| This article brought to you by LWN subscribers Subscribers to LWN.net made this article — and everything that surrounds it — possible. If you appreciate our content, please buy a subscription and make the next set of articles possible. |
Impressive amounts of effort have gone into optimizing the kernel's low-level locking mechanisms over the years, but that does not mean that there is no room for improving their performance further. Some work that will be in the
Conceptually, a spinlock is a simple mechanism. The lock can be as small as a single bit; if that bit is clear, the lock is available. A thread wanting to acquire the lock will attempt to set that bit with an atomic compare-and-swap instruction, "spinning" repeatedly if the lock is not available at the time. Over the years, spinlocks have become more complex; ticket spinlocks added fairness to the mechanism in 2008, and 2013 saw the addition of better paravirtualization support, for example.

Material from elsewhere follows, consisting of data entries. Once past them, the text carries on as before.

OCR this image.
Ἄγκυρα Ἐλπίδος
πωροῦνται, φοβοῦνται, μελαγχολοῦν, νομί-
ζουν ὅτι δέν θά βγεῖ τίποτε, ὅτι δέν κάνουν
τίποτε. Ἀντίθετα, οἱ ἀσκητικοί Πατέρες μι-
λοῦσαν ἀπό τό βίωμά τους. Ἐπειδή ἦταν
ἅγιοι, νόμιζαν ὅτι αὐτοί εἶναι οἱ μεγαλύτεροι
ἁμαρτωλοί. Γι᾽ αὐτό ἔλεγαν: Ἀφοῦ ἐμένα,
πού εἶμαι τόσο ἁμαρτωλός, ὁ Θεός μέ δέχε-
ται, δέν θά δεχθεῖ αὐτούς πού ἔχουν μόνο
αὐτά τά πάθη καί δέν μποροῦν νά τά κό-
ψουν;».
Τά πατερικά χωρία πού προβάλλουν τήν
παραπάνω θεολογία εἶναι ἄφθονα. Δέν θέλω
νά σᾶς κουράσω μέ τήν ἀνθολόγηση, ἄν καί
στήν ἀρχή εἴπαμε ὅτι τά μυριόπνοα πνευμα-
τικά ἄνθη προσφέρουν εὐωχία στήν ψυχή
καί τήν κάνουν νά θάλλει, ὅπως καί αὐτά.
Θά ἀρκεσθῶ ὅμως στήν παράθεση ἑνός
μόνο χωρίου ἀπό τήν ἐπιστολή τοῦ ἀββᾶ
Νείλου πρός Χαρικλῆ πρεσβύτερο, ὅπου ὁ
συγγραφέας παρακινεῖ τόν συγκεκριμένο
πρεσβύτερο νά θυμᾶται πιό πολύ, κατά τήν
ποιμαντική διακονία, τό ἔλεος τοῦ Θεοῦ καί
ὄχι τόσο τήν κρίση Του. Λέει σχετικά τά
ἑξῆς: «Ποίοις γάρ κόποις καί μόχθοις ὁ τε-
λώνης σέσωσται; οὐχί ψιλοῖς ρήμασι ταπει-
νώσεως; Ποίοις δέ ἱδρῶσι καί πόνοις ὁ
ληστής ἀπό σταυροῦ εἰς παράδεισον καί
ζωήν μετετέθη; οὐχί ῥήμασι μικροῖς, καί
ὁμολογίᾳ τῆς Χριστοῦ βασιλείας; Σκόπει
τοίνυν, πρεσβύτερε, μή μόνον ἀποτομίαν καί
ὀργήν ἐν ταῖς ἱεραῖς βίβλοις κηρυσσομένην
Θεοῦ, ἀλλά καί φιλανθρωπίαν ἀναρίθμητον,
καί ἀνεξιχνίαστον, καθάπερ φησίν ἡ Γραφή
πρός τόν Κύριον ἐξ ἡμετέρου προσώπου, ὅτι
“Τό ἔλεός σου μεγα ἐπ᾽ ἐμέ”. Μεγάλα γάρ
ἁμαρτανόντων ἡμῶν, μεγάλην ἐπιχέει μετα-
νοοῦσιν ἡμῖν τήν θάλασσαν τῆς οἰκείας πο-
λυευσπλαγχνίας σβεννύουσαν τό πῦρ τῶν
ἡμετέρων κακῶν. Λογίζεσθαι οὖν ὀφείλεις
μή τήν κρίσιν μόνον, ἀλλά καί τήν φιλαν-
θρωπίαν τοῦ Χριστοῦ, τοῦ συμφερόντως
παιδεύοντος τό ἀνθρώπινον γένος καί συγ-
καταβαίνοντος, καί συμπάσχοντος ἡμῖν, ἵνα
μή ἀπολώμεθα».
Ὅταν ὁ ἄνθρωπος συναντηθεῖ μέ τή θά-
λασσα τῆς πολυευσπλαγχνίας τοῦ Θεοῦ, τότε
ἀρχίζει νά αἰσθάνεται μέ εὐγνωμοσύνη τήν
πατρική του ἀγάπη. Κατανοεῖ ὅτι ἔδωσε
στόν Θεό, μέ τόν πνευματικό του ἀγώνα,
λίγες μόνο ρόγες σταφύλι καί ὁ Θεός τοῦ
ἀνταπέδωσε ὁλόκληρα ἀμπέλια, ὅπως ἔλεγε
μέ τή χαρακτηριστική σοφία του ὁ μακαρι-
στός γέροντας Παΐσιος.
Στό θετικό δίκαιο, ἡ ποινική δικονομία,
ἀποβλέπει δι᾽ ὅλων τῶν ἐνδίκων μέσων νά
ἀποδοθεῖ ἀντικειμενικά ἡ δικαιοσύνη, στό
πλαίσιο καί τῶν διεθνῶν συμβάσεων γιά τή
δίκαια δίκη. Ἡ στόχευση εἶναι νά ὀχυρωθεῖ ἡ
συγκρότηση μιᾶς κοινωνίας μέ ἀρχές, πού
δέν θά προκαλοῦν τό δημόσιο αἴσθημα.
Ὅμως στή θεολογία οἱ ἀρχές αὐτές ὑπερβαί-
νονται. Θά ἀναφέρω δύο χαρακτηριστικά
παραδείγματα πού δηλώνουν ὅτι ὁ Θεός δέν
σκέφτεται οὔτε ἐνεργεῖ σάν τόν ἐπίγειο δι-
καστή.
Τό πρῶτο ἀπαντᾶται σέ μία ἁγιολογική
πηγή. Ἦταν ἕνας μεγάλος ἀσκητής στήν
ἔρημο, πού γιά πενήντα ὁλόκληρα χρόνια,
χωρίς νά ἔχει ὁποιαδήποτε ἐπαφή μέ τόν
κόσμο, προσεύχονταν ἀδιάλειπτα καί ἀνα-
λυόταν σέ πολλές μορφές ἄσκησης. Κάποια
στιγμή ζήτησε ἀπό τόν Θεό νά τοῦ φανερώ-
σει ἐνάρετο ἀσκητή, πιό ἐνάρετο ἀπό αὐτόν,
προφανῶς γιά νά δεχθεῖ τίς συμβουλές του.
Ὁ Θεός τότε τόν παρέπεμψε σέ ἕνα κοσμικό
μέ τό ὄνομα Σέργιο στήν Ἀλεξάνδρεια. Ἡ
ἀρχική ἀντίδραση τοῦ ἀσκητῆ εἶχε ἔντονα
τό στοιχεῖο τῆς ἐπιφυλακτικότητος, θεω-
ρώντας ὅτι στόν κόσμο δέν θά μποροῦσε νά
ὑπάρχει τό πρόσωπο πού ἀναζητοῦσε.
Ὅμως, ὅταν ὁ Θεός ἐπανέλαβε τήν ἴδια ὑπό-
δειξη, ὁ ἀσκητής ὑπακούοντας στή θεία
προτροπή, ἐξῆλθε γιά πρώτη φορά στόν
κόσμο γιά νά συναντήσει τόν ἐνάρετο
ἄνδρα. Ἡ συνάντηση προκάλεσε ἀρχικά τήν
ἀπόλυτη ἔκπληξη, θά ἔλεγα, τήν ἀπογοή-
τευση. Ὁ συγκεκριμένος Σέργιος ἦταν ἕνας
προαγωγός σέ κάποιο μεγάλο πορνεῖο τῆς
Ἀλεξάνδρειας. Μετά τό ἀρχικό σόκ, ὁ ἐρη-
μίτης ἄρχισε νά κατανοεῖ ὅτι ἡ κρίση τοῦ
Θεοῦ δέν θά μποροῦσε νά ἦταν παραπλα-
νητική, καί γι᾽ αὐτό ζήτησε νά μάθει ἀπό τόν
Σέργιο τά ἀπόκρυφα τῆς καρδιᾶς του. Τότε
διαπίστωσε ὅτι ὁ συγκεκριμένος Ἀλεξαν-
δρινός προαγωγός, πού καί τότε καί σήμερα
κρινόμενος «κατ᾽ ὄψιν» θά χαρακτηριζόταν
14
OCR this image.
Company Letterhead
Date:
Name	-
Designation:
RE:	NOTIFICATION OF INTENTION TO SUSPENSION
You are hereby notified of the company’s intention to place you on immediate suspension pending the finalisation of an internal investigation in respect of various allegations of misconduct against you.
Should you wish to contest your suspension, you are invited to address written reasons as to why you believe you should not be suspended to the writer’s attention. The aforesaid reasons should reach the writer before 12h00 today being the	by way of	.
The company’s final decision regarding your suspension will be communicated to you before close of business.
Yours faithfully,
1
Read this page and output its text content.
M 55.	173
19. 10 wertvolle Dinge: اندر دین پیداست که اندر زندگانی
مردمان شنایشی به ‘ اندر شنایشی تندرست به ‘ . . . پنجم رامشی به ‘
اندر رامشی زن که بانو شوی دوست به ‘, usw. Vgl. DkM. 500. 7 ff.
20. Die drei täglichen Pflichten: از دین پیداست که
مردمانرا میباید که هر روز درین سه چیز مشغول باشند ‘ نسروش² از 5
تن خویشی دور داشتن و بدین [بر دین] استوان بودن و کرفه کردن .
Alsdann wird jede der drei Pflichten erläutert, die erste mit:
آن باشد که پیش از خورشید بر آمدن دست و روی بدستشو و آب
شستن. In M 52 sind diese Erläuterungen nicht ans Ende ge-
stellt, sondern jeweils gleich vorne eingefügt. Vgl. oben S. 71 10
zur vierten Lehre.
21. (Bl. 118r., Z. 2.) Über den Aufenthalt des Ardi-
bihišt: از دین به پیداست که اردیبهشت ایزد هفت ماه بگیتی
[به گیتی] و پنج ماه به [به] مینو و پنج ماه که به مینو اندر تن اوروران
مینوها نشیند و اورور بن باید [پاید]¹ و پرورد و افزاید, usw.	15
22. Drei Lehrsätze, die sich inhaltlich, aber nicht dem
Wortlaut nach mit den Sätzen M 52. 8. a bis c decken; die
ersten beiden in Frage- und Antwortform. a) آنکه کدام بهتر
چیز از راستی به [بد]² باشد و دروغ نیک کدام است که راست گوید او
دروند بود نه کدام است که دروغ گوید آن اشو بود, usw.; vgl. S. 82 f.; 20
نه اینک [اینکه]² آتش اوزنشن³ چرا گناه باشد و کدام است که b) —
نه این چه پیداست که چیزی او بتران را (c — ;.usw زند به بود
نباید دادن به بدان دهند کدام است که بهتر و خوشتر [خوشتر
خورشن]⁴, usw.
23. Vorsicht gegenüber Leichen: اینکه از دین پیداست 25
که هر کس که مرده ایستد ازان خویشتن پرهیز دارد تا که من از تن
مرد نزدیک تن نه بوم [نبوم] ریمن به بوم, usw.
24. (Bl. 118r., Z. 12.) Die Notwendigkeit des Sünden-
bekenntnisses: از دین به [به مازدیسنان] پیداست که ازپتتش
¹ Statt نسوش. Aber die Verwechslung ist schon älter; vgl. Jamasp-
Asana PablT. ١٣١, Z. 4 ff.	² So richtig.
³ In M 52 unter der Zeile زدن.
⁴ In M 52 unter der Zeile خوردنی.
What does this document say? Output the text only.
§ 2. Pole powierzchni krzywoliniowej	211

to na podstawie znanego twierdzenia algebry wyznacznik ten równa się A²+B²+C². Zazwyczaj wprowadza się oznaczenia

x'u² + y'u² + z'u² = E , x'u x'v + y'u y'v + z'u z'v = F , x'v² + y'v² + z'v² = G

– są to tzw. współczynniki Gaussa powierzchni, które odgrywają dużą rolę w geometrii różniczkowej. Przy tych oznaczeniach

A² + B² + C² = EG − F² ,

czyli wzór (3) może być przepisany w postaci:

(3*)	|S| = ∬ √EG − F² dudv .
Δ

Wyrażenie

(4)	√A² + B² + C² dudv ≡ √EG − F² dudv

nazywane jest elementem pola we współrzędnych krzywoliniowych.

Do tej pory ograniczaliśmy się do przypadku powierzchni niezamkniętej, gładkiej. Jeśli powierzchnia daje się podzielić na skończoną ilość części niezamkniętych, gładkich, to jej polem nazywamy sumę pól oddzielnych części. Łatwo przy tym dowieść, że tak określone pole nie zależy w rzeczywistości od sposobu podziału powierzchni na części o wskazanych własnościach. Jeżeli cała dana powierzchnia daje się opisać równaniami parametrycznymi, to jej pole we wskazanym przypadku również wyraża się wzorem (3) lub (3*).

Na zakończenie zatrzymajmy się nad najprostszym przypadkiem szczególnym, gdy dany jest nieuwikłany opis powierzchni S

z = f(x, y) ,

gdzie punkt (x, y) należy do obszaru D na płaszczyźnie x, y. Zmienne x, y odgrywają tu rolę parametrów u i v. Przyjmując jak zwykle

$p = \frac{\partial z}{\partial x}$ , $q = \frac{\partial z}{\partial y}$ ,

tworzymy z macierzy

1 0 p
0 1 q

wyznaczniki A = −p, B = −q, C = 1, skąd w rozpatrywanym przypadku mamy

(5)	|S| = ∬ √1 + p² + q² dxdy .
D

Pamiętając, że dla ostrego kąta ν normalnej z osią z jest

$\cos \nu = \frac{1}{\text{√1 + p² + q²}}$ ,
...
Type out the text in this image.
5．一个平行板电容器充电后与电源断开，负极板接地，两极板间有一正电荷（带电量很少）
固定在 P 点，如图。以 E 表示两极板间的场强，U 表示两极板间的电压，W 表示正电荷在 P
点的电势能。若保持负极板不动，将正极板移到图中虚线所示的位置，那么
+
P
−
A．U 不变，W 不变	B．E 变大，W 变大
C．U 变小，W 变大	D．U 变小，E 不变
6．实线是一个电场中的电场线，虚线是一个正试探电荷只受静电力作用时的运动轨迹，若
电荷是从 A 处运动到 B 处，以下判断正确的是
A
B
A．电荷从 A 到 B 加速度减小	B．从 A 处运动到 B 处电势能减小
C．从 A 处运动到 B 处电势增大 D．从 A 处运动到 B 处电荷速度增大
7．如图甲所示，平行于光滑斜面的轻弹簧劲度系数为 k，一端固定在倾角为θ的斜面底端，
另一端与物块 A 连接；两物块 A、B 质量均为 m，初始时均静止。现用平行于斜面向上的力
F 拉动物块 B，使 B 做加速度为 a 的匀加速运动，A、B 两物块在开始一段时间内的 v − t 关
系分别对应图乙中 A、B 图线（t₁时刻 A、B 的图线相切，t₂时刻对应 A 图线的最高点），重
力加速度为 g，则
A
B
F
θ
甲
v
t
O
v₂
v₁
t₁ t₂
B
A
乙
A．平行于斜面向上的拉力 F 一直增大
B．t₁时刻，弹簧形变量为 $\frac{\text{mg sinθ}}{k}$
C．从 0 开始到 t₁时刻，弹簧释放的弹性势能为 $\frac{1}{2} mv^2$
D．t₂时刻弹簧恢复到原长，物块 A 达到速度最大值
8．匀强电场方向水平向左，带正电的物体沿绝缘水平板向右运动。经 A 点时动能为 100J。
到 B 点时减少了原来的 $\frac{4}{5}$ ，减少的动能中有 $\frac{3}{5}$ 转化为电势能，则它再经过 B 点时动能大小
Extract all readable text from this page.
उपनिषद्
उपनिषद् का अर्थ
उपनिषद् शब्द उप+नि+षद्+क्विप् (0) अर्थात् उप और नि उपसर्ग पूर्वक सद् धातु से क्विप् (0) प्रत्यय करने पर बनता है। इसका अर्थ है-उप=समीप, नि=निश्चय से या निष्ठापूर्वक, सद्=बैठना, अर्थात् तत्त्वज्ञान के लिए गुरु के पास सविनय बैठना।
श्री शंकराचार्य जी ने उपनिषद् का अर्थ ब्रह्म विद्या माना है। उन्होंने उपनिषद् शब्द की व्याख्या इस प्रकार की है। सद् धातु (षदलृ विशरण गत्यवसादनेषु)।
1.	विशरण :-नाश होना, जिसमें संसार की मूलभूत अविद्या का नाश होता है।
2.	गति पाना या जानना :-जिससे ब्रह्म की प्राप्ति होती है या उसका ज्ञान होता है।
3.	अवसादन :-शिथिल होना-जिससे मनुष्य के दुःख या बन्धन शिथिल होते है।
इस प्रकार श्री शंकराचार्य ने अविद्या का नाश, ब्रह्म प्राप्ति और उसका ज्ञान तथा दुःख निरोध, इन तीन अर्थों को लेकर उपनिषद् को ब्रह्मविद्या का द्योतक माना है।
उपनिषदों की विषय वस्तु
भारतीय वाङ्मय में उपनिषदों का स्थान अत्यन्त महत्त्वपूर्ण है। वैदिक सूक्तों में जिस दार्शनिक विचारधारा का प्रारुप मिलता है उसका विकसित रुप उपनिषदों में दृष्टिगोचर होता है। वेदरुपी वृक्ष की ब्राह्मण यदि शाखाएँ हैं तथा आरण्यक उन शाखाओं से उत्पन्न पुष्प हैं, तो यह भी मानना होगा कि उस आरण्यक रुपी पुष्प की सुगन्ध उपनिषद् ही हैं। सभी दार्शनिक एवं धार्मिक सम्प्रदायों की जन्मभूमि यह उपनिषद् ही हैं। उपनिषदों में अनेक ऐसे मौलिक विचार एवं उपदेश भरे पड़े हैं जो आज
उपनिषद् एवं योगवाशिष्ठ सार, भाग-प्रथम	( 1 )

Spinlocks still suffer from a fundamental problem beyond the fact that simply spinning for a lock can be painful, though: every attempt to acquire a lock requires moving the cache line containing that lock to the local CPU. For contended locks, this cache-line bouncing can hurt performance significantly. So it's not surprising that developers have been working to reduce cache contention with spinlocks; an attempt to add automatic backoff to spinlocks in early 2013 was working toward that goal, for example, but this work was never merged.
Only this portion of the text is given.